Thursday, March 26, 2020

Corona 19 and Our Common Home the Earth

The coronavirus 19 is in the news, conversations, and thoughts. In the Peace Column of the Peace Weekly, a representative of the bishops' committee on the environment gives us some reflections to mull over during these days of stress.

The writer attended a recent wedding this spring. It wasn't enough to bring her desire for blessings; she had to wear her mask. It would be wonderful if the long lines to buy masks, and campaigns to reduce face-to-face contact were only once in a lifetime events.

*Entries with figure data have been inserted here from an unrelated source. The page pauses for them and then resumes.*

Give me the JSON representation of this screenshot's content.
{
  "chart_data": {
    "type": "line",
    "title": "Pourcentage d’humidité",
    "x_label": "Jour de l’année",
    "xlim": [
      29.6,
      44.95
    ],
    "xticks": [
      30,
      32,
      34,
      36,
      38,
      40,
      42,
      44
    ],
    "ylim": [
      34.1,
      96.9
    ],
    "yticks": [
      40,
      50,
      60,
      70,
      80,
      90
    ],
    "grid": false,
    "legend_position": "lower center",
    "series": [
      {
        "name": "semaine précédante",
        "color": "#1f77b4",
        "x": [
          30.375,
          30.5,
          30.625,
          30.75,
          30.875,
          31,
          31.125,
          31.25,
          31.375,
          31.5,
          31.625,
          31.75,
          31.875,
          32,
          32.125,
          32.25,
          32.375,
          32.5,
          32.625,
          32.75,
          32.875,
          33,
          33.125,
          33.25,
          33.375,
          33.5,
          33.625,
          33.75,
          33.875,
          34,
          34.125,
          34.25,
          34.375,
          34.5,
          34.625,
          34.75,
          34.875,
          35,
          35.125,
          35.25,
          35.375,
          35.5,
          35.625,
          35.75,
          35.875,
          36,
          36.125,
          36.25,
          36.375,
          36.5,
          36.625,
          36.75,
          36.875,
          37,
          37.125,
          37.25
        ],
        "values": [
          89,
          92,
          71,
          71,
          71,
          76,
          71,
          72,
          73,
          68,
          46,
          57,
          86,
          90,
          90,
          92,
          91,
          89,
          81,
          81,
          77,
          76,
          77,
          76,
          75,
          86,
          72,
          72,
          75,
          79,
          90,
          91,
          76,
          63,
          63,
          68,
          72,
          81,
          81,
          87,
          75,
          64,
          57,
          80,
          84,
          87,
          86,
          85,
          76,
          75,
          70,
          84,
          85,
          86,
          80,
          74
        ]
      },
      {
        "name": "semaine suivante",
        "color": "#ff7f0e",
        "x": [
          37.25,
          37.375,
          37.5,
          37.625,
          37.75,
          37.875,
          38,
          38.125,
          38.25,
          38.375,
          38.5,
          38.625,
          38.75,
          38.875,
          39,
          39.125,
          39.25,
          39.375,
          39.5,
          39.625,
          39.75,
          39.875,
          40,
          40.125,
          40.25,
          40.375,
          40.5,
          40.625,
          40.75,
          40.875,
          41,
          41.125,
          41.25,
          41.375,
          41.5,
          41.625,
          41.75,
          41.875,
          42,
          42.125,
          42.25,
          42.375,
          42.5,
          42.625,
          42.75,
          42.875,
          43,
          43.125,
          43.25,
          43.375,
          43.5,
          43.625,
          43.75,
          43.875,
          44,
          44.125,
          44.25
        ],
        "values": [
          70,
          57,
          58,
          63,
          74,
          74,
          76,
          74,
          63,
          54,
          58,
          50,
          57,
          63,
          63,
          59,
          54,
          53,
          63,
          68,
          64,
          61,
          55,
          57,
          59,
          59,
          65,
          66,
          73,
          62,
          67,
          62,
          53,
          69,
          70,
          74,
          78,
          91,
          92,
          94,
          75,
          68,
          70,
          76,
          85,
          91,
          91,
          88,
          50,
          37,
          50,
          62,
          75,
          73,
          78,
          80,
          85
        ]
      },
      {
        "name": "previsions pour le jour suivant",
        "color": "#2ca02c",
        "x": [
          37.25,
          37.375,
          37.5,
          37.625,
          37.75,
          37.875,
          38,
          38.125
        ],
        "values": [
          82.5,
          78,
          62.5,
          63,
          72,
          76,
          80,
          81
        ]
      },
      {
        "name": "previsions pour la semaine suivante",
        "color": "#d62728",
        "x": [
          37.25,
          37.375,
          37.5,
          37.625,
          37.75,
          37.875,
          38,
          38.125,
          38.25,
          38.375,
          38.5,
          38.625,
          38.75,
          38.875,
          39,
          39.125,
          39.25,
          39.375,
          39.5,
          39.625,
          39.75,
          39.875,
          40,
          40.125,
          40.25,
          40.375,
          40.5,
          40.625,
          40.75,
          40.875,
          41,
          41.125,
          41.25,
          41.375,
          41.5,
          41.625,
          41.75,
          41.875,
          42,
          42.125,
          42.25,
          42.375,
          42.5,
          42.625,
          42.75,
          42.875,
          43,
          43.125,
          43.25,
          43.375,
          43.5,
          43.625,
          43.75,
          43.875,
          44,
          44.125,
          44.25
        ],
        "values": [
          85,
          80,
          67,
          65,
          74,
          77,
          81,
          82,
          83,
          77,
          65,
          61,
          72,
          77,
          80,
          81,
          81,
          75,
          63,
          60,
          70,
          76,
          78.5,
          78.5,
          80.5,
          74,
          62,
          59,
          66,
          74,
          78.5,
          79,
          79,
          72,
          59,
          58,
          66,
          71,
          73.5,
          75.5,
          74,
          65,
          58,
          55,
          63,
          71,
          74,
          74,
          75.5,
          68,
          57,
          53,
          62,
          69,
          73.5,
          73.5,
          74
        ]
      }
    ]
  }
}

The '2020 Global Risk Report', published by the World Economic Forum in January, ranked infectious diseases as one of 10 risk factors in its impact on society. In the era of hyper-connections, where the world is connected by a fast transportation network, the spread of viruses is accelerating and the threat of infectious diseases is getting bigger due to the climate crisis. Now we live in a time when, like SARS, MERS, and now Corona19, we don't know when and how to face new epidemics.

It is known that the new viruses are characterized by a common transmission of infections, due to increased contact between humans and animals. In fact, about 75% of infectious diseases affecting the human body are common infectious diseases that both animals and humans can get. In particular, there are pathogens in the body of wild animals that can mutate and transmit to humans. The most prominent theory is that the Corona 19 virus came from bats and spread to humans through intermediate hosts. It was known that SARS was a civet and MERS was transmitted to humans by camels as hosts. A professor in the Department of Veterinary Medicine of a  national university says, "60% of the pathogens that cause human illness come from animals."

Why are there so many human-animal contacts? Wild animals have lost their lives due to the destruction of forests caused by human greed, natural disasters, and climate changes and have entered our human space. When animals with many viruses, such as bats, lose their place to live, they have no choice but to come into human space, where viruses are spread to host animals.

We also need to look at the growing threat of avian influenza, the factory farming method for meat animals, and the growing popularity of animal cafes (also called pet cafe where customers can interact with various animals), and animal contact in zoos.

Some scientists say the outbreak of new viruses is linked to the climate crisis. Korea's greenhouse gas emissions are at their highest every year. Currently, Korea is equipped with medical technologies and systems that can overcome Corona 19, but this is not enough if we don't reduce greenhouse gas emissions. We have been warned of environmental disasters by scholars, such as the recent wildfires in Australia and the extreme weather around the world, which have killed great numbers of wild animals, is a reality, threatening not only wildlife but also human life.

All living things on Earth, are interconnected, and climate problems affect us all. For a more convenient life, disposable items that we inadvertently use, energy use, deforestation, and excessive meat consumption eventually all in some way destroy the earth's environment and return to us like a boomerang. For the health of all of us, we need to take action now.